Monday, March 06, 2006

The Champion of Hong Kong's Freedom

Thanks to Leif Smith and the Explorers' Foundation for this:

"The Champion of Hong Kong's Freedom", by Christian Wignall
Sir John Cowperthwaite, Hong Kong, 1941 to 1971

A talk given at Free Exchange, November 15, 2003. Presented here as unfinished notes, courtesy of the author, Christian Wignall, March 3, 2006.

The psychology of the Chinese in the post war decades was that Hong Kong was a port in a storm, a (hopefully) temporary refuge. They did not feel themselves to be citizens, with a stake in Hong Kong's future. They felt only too lucky to be let in at all. Only with the passage of time has the sense of belonging and with it the pressure for democratic representation emerged.

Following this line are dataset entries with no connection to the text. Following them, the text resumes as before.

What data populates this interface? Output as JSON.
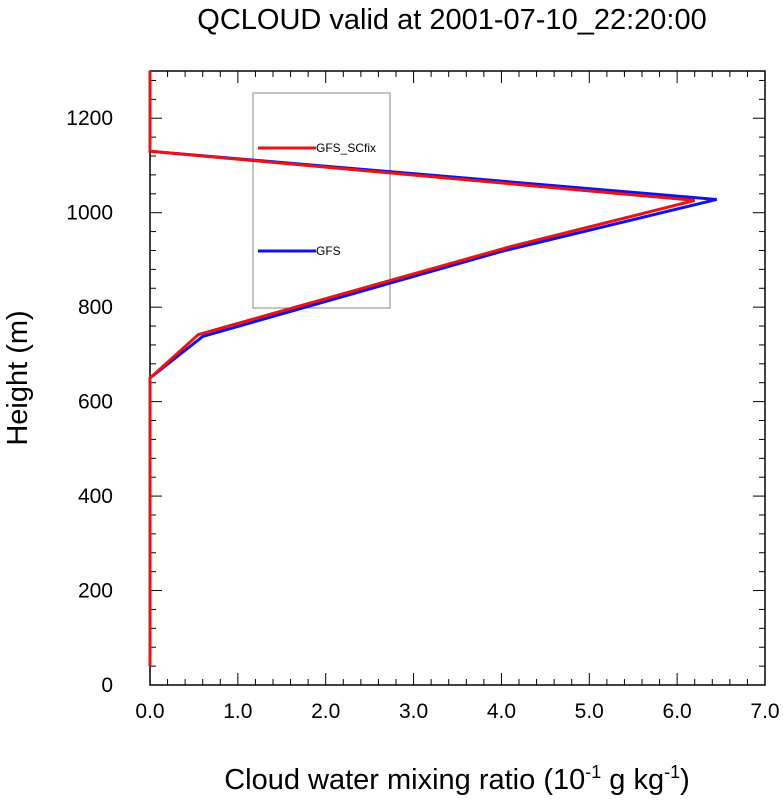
{
  "chart_data": {
    "type": "line",
    "title": "QCLOUD valid at 2001-07-10_22:20:00",
    "xlabel": {
      "base": "Cloud water mixing ratio (10",
      "exp1": "-1",
      "mid": " g kg",
      "exp2": "-1",
      "end": ")"
    },
    "ylabel": "Height (m)",
    "xlim": [
      0,
      7
    ],
    "ylim": [
      0,
      1300
    ],
    "x_ticks": [
      "0.0",
      "1.0",
      "2.0",
      "3.0",
      "4.0",
      "5.0",
      "6.0",
      "7.0"
    ],
    "y_ticks": [
      "0",
      "200",
      "400",
      "600",
      "800",
      "1000",
      "1200"
    ],
    "grid": false,
    "legend_position": "top-left inside",
    "series": [
      {
        "name": "GFS_SCfix",
        "color": "#ee1111",
        "points": [
          [
            0,
            40
          ],
          [
            0,
            650
          ],
          [
            0.55,
            742
          ],
          [
            4.1,
            928
          ],
          [
            6.2,
            1026
          ],
          [
            0,
            1130
          ],
          [
            0,
            1300
          ]
        ]
      },
      {
        "name": "GFS",
        "color": "#1111ee",
        "points": [
          [
            0,
            40
          ],
          [
            0,
            650
          ],
          [
            0.6,
            738
          ],
          [
            4.0,
            918
          ],
          [
            6.45,
            1028
          ],
          [
            0,
            1130
          ],
          [
            0,
            1300
          ]
        ]
      }
    ]
  }
}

Because government officials were appointed, not elected, they had no temptation to court short term popularity with bread and circuses, they took the long view. Because government officials were not elected but appointed it was possible for some quite unlikely types of people to rise to positions of great authority. It was in this manner that someone with ardently libertarian beliefs came to be one of the most powerful people in the government in the nineteen-sixties. His name was John James Cowperthwaite.


... Yeung Way Hong, publisher of Hong Kong's most popular Chinese language magazine, "Next," has suggested erecting an heroic-scale statue of John Cowperthwaite.

'I am absolutely certain that his personality and upbringing are responsible for Hong Kong's prosperity.' was the verdict of one observer.


Professor Alvin Rabushka, described Cowperthwaite thus: "[He was] brilliant, well-trained in economics, suffered no fools, and was highly principled. He wouldn't have lasted five minutes in a similar post in Britain, since he was not predisposed to compromise any of his principles - only the constitutional structure of Hong Kong allowed him that power."

And what exactly were those principles? Again, I quote: "True to the ethics of Scottish Protestantism, he hates to spend money - especially if it belongs to someone else (like the taxpayer). For example, he never spent any money on the upgrade of his official residence in HK. Though he had a budget to do so, he refused. His successor turned [the official residence] into a palace, because - as he said to Sir John -, 'he believed in luxury'. Sir John did not. For him his job was a duty, not a ticket to luxury and riches. So there we have it: 'true to the ethics of Scottish Protestantism'. This man was a philosophical son of another Scotsman, Adam Smith."